Ma oggi vorrei approfondire la questione “trappole” per la cattura massale (non solo il monitoraggio, per cui si usano altre tipologie di trappole) di alcuni insetti particolarmente complessi da terenere sotto controllo: le mosche! Quelle del ciliegio, dell’olivo, della frutta e anche del noce, che depongono le uova sul frutto al momento in cui inizia a cambiare colore (tra un po’ occhio alle ciliege), da cui poi nascono delle piccole larve che alimentandosi della polpa del frutto, così scavandosi la via d’uscita, lo danneggiano irreparabilmente.  

Si tratta di trappole dalle varie forme e colori, giacchè le mosche della frutta ci vedono bene (da vicino, ovvero massimo 6 metri) e apprezzano forme sferiche e colori dal giallo al rosso (ovvero ciò che assomiglia ai frutti che cercano) le trappole hanno forme e colori opportuni.

All’interno ci sono:

a) un attrattivo tipo un feromone (che richiama i maschi) ed è molto specifico, ed un altro attrattivo di tipo alimentare, una sorta di odore di carne in putrefazione (tranquilli,  noi non lo percepiamo!), che attira soprattutto le femmine, in cerca di proteine per poter produrre le uova. Questo non è così specifico. Se si può scegliere meglio preferire le trappole con attrattivo a base di fruttosio o di lievito oltre che il feromone;

b) qualcosa che, una volta attratta la mosca non la lasci più uscire. Ciò può essere una superfice appicciosa (colla) o del liquido (che però non deve evaporare durante il periodo di volo delle mosche, quindi di solito vi è l’aggiunta di olio o di glicole), o un insetticida. Benchè non vi sia nessun rischio di dispersione nell’ambiente e men che meno sui frutti, visto che l’insetticida è inserito all’interno della trappola, se possiamo evitiamolo comunque e preferiamo gli altri metodi.
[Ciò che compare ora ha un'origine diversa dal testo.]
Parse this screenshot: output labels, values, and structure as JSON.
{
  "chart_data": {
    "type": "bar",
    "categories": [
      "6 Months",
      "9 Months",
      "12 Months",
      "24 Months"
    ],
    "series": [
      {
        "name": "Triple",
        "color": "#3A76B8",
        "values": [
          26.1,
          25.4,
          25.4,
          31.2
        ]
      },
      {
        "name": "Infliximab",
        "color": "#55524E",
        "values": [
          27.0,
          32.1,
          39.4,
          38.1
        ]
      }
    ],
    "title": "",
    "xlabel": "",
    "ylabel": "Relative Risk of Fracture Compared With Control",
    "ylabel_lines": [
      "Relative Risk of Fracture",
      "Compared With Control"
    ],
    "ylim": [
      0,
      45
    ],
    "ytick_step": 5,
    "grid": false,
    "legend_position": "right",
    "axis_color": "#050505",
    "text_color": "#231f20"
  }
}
Per dare una dimensione: una trappola può catturare anche 20.000 mosche.

Seguite le istruzioni su quante e come posizionare le trappole ed avrete ciliegie e frutta difesa ma pulita e nessun danno collaterale.

Un punto importante: tutta questa plastica va recuperata a fine campagna e correttamente smaltita e non lasciate nel frutteto!